Upton: “The DOTCOM Act is a deliberate and transparent next step in this effort to ensure that freedom remains the principal tenet of the Internet.”
Click here to watch Upton’s remarks
House Energy and Commerce Committee Chairman Fred Upton, R-St. Joseph, today joined fellow members of the Subcommittee on Communications and Technology in advancing legislation aimed at ensuring that freedom and openness remain principal tenets of the Internet. H.R. 4342, the Domain Openness Through Continued Oversight Matters (DOTCOM) Act of 2014, was drafted in response to the Obama administration’s recent proposal that asks the International Corporation for Assigned Names and Numbers (ICANN) to explore ways to remove the United States from its oversight role of the Domain Name System (DNS). The DOTCOM Act would direct the Government Accountability Office – the U.S. government’s “watchdog” – to study the proposed changes and present a non-partisan evaluation before the administration may take action to modify the current DNS.

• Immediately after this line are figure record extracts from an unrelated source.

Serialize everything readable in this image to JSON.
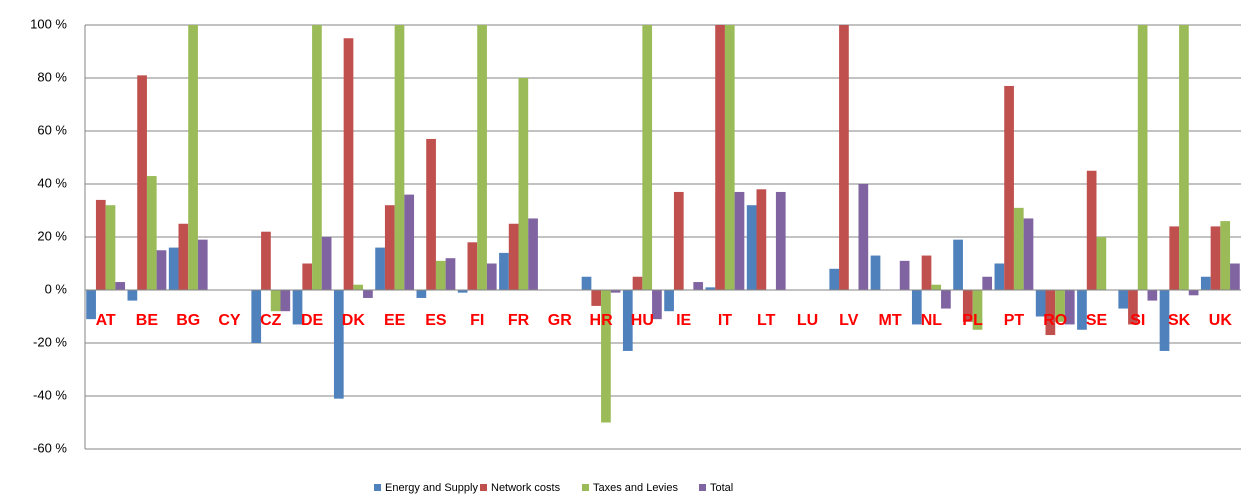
{
  "chart_data": {
    "type": "bar",
    "categories": [
      "AT",
      "BE",
      "BG",
      "CY",
      "CZ",
      "DE",
      "DK",
      "EE",
      "ES",
      "FI",
      "FR",
      "GR",
      "HR",
      "HU",
      "IE",
      "IT",
      "LT",
      "LU",
      "LV",
      "MT",
      "NL",
      "PL",
      "PT",
      "RO",
      "SE",
      "SI",
      "SK",
      "UK"
    ],
    "series": [
      {
        "name": "Energy and Supply",
        "color": "#4f81bd",
        "values": [
          -11,
          -4,
          16,
          null,
          -20,
          -13,
          -41,
          16,
          -3,
          -1,
          14,
          null,
          5,
          -23,
          -8,
          1,
          32,
          null,
          8,
          13,
          -13,
          19,
          10,
          -10,
          -15,
          -7,
          -23,
          5
        ]
      },
      {
        "name": "Network costs",
        "color": "#c0504d",
        "values": [
          34,
          81,
          25,
          null,
          22,
          10,
          95,
          32,
          57,
          18,
          25,
          null,
          -6,
          5,
          37,
          100,
          38,
          null,
          100,
          null,
          13,
          -12,
          77,
          -17,
          45,
          -13,
          24,
          24
        ]
      },
      {
        "name": "Taxes and Levies",
        "color": "#9bbb59",
        "values": [
          32,
          43,
          100,
          null,
          -8,
          100,
          2,
          100,
          11,
          100,
          80,
          null,
          -50,
          100,
          null,
          100,
          null,
          null,
          null,
          null,
          2,
          -15,
          31,
          -12,
          20,
          100,
          100,
          26
        ]
      },
      {
        "name": "Total",
        "color": "#8064a2",
        "values": [
          3,
          15,
          19,
          null,
          -8,
          20,
          -3,
          36,
          12,
          10,
          27,
          null,
          -1,
          -11,
          3,
          37,
          37,
          null,
          40,
          11,
          -7,
          5,
          27,
          -13,
          null,
          -4,
          -2,
          10
        ]
      }
    ],
    "ylim": [
      -60,
      100
    ],
    "yticks": [
      {
        "value": -60,
        "label": "-60 %"
      },
      {
        "value": -40,
        "label": "-40 %"
      },
      {
        "value": -20,
        "label": "-20 %"
      },
      {
        "value": 0,
        "label": "0 %"
      },
      {
        "value": 20,
        "label": "20 %"
      },
      {
        "value": 40,
        "label": "40 %"
      },
      {
        "value": 60,
        "label": "60 %"
      },
      {
        "value": 80,
        "label": "80 %"
      },
      {
        "value": 100,
        "label": "100 %"
      }
    ],
    "grid": true,
    "legend": "bottom"
  }
}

“One of America’s greatest exports is our steadfast belief in freedom of speech, and the Internet has allowed us to share this ideal with the rest of the world. But as we all work to bring the Internet to people around the globe, there are governments and regimes that continue to restrict their citizens’ access to its vast information and communication tools,” said Upton in his opening remarks.
“The Internet changed the world, and we must ensure the world does not change the Internet.”
Currently, ICANN, a private nonprofit organization, manages a number of critical “back end” underpinnings of the Internet, such as Internet Protocol (IP) addressing and the DNS. The U.S. government – through the U.S. Department of Commerce’s National Telecommunications and Information Administration (NTIA) – holds a stewardship role over the DNS by virtue of a contractual relationship with ICANN.
On March 14, 2014, NTIA announced a proposal instructing ICANN to explore ways to remove the United States from its oversight role of the DNS and replace it with a different multi-stakeholder governance model. Before moving forward, the DOTCOM Act seeks a full assessment of the proposed changes and the possible consequences of such a transition to Internet freedom and openness.
Last spring, Upton joined his House colleagues in voting unanimously to pass the bipartisan Internet Freedom Bill (H.R. 1580), which affirms U.S. policy to preserve a free and open Internet. That legislation still awaits action in the Senate.